So a few years ago I read an article about the ancient Japanese practice of Osoji. To my Eastern friends, I assure you that I have not studied up on Osoji other than taking time to google articles. That being said for the purpose of this blog we shall pretend I am an expert.
I love the holidays. I love to wrap gifts. I love all the trappings and merry makings. I was overjoyed that I convinced my spouse this was the wonderful year of two trees (one real, one not so much) and I go overboard in decking the halls. The problem is that once the holiday ends you are left with so much stuff and such a mess.The holiday joy is no free lunch.
I think that the first time I found myself googling "unclutter" had a lot to do with my first post Christmas as a mom. Not only do I have my halls to undeck and my belongings to put away but oh my the toys, toys, toys, toys. It was truly enough to make me understand the Grinch a bit better.
Enter Osoji. Translation: Free and Clean. Of all the resolution making we do in America it seems so simple and speaks to me. A clean house and tidy affairs...what better way to enter the New Year? In Japan they clean and clean and enter the New Year free of the burdens of the past. Being busy over the holidays I have given myself a westerner's pass and try to spend the month of January (because it takes a month) purging, forgiving, and loosing the clutter. I figure the Chinese New Year comes later and so as long as I am in the ballpark it will work.

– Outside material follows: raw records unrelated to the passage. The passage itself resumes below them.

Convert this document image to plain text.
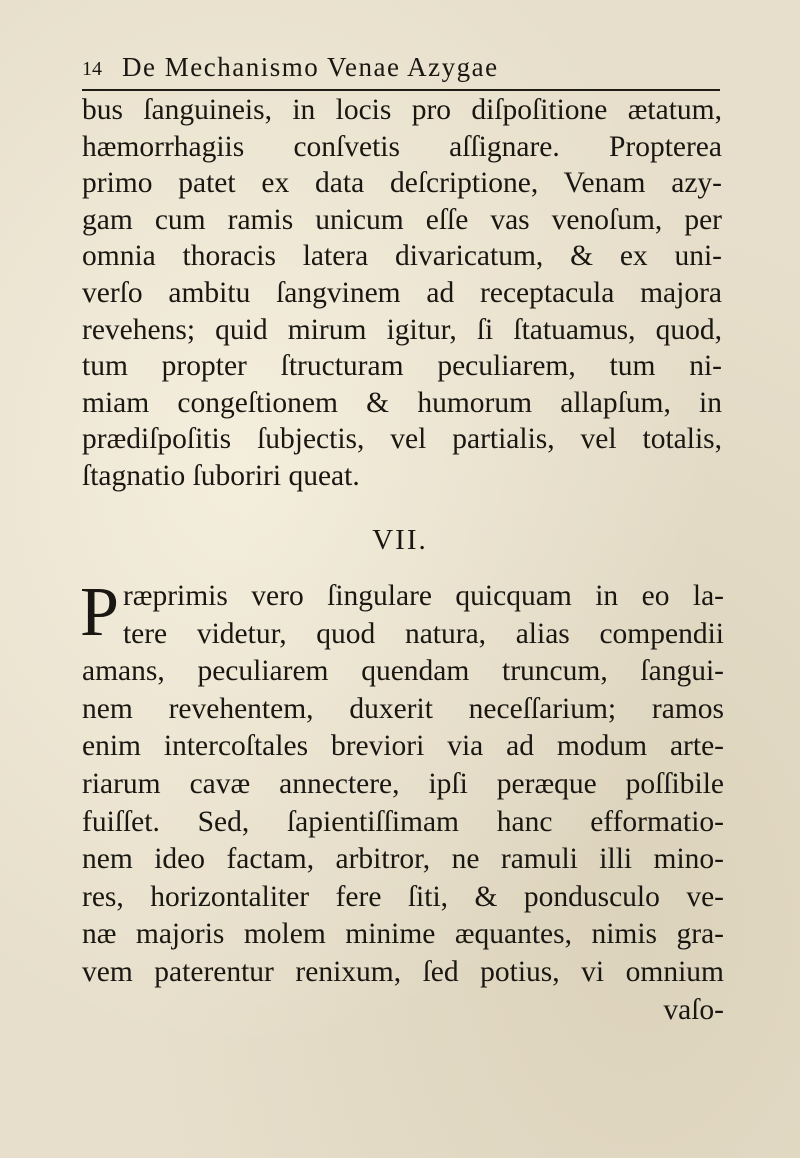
14 De Mechanismo Venae Azygae
bus ſanguineis, in locis pro diſpoſitione ætatum,
hæmorrhagiis conſvetis aſſignare. Propterea
primo patet ex data deſcriptione, Venam azy-
gam cum ramis unicum eſſe vas venoſum, per
omnia thoracis latera divaricatum, & ex uni-
verſo ambitu ſangvinem ad receptacula majora
revehens; quid mirum igitur, ſi ſtatuamus, quod,
tum propter ſtructuram peculiarem, tum ni-
miam congeſtionem & humorum allapſum, in
prædiſpoſitis ſubjectis, vel partialis, vel totalis,
ſtagnatio ſuboriri queat.
VII.
P ræprimis vero ſingulare quicquam in eo la-
tere videtur, quod natura, alias compendii
amans, peculiarem quendam truncum, ſangui-
nem revehentem, duxerit neceſſarium; ramos
enim intercoſtales breviori via ad modum arte-
riarum cavæ annectere, ipſi peræque poſſibile
fuiſſet. Sed, ſapientiſſimam hanc efformatio-
nem ideo factam, arbitror, ne ramuli illi mino-
res, horizontaliter fere ſiti, & pondusculo ve-
næ majoris molem minime æquantes, nimis gra-
vem paterentur renixum, ſed potius, vi omnium
vaſo-
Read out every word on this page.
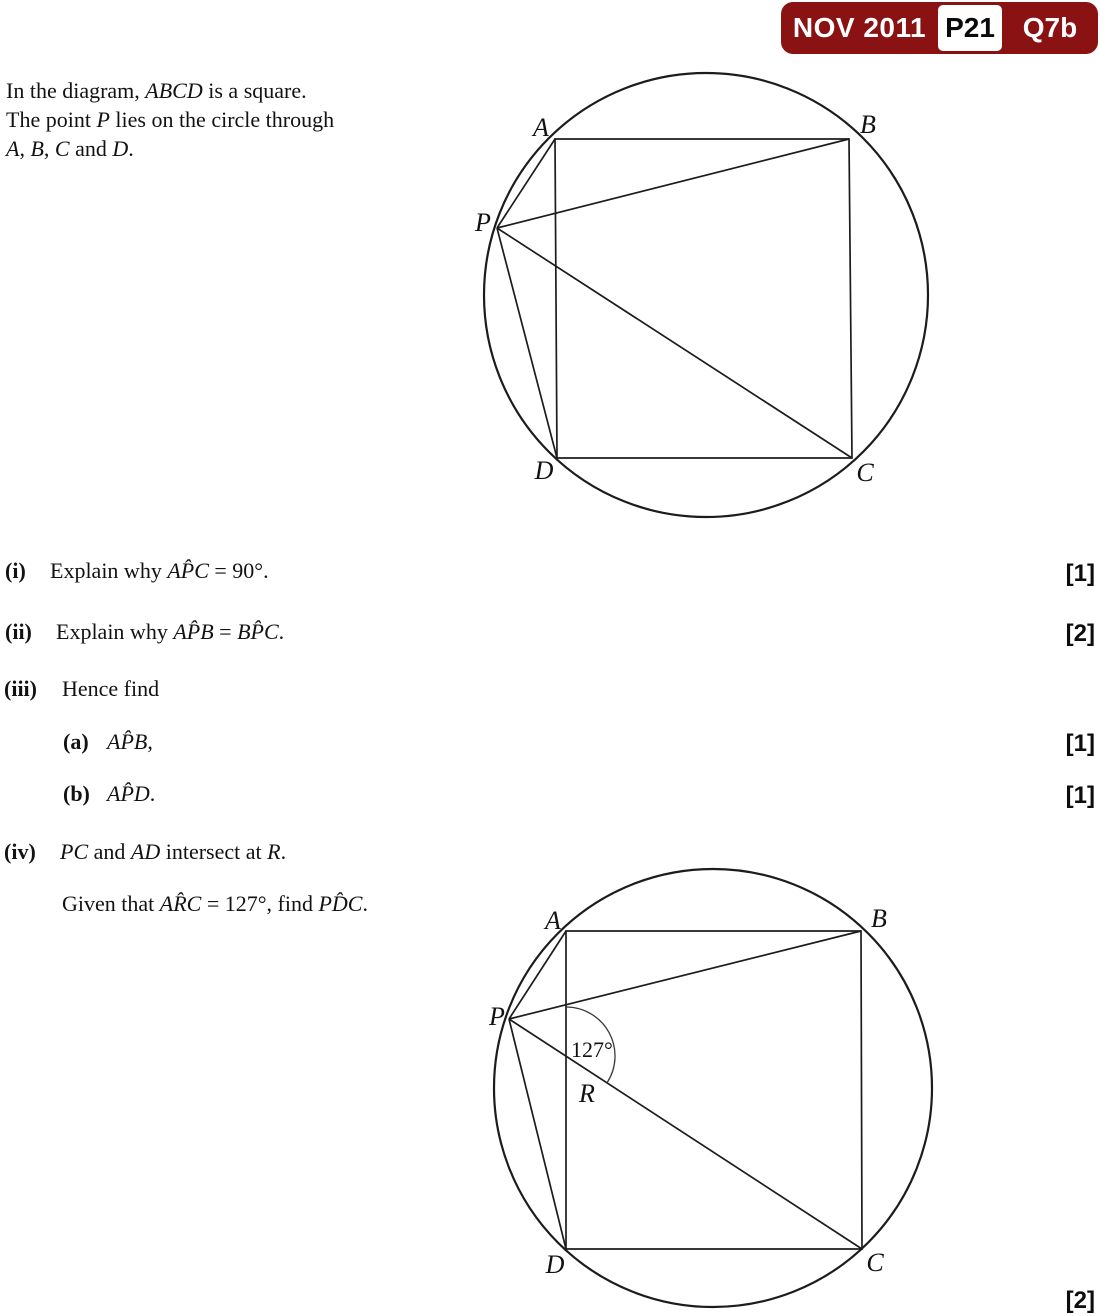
NOV 2011 P21 Q7b
In the diagram, ABCD is a square.
The point P lies on the circle through
A, B, C and D.
A	B
P
D	C
A	B
P
D	C
R
127°
(i)	Explain why AP̂C = 90°.	[1]
(ii)	Explain why AP̂B = BP̂C.	[2]
(iii)	Hence find
(a) AP̂B,	[1]
(b) AP̂D.	[1]
(iv)	PC and AD intersect at R.
Given that AR̂C = 127°, find PD̂C.
[2]
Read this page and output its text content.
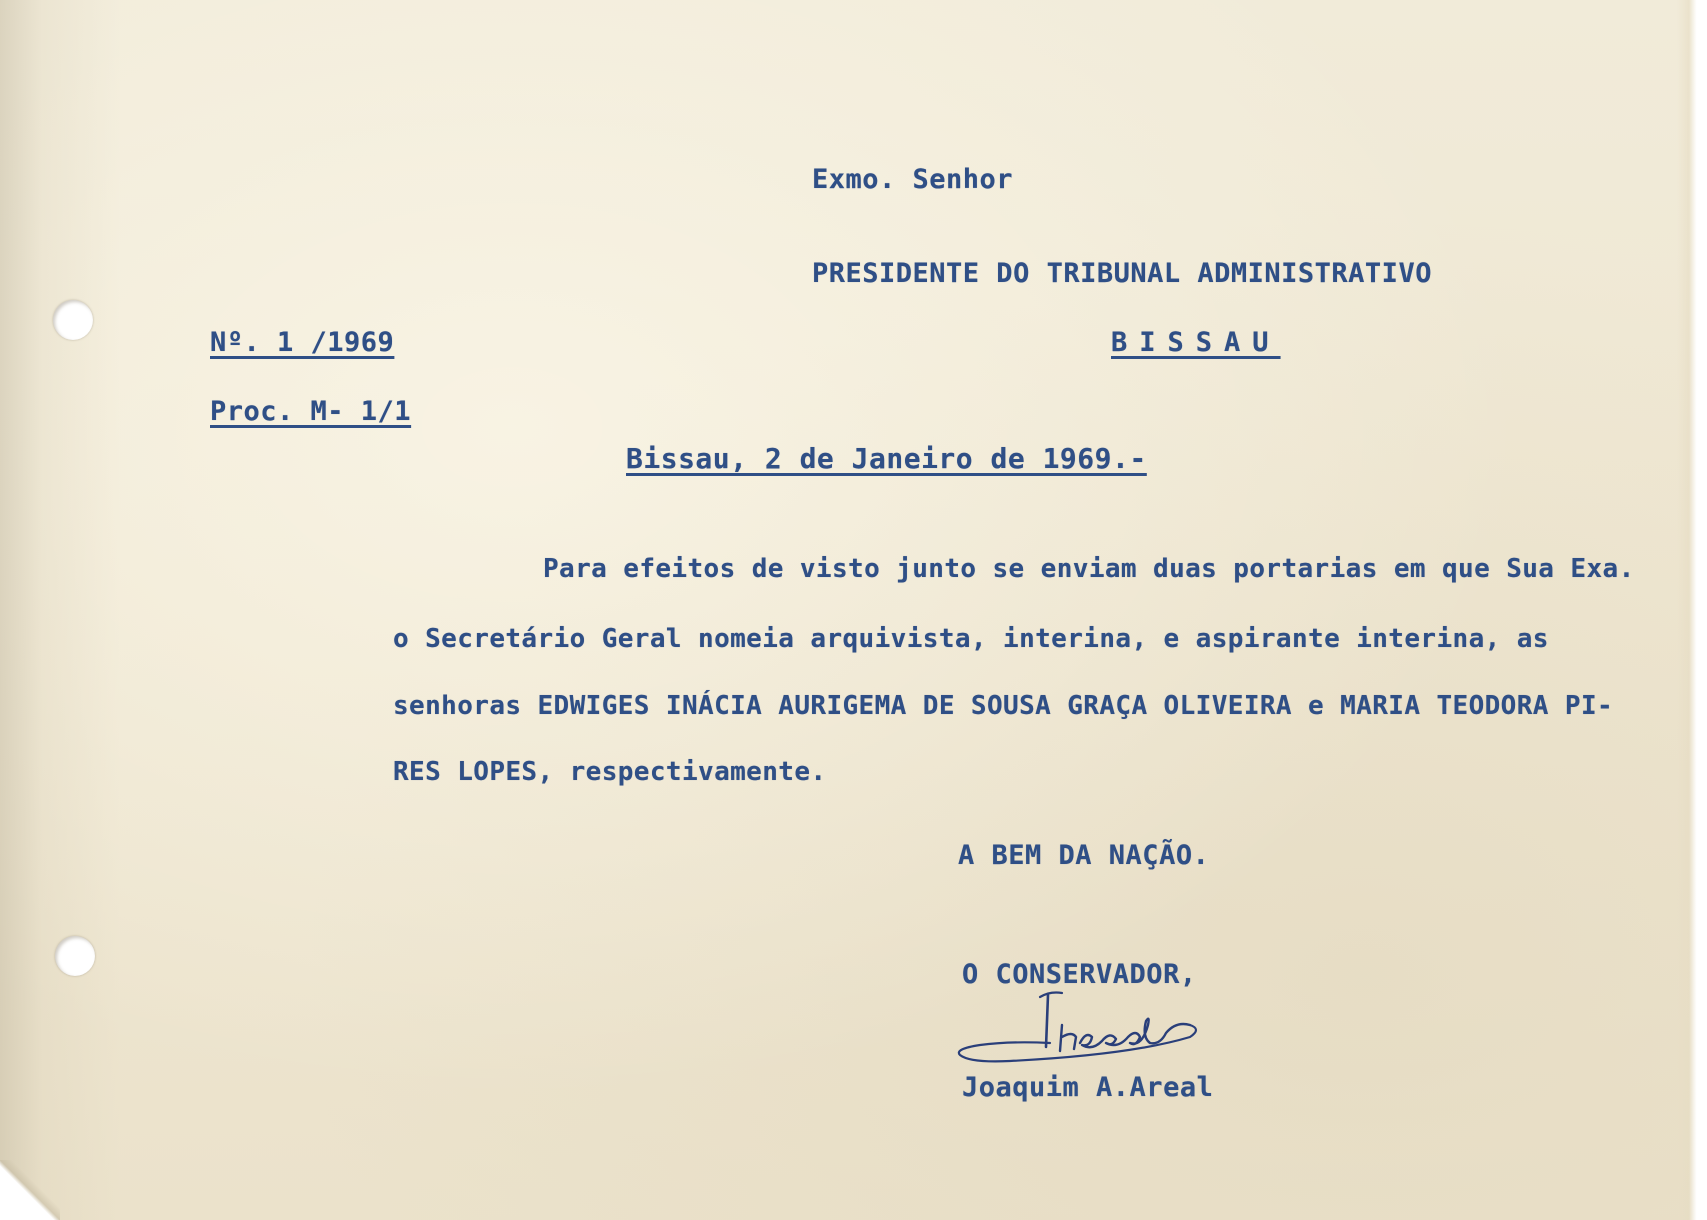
Exmo. Senhor
PRESIDENTE DO TRIBUNAL ADMINISTRATIVO
BISSAU
Nº. 1 /1969
Proc. M- 1/1
Bissau, 2 de Janeiro de 1969.-
Para efeitos de visto junto se enviam duas portarias em que Sua Exa.
o Secretário Geral nomeia arquivista, interina, e aspirante interina, as
senhoras EDWIGES INÁCIA AURIGEMA DE SOUSA GRAÇA OLIVEIRA e MARIA TEODORA PI-
RES LOPES, respectivamente.
A BEM DA NAÇÃO.
O CONSERVADOR,
Joaquim A.Areal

What is it about the clutter that drives me so insane? I think it has something to do with control. Like a table covered in mail is a visual that I didn't have the self discipline to open and sort mail. Piles of dirty laundry just scream that I am not a mom on top of her game. Perhaps it is an article I read ages ago claiming that people with dirty houses tend to gain weight faster and afterall--aren't we all conditioned to want to shed pounds in a New Year?
Now I could read a ton of self help articles telling me not to beat myself up, but I know I feel better surrounded by tidiness and order. Getting there is simply a battle. I consider control and how around the holidays I feel so out of control by the demands of my job, the hectic schedules, family obligations, unpredictable weather and for me there is no worse feeling than being out of control except perhaps being controlled.
And so I clean. Yesterday it was maybe the unseasonable sunshine or the 4 bags at Goodwill but I felt better. Lighter. Happier. And it only took 10 days.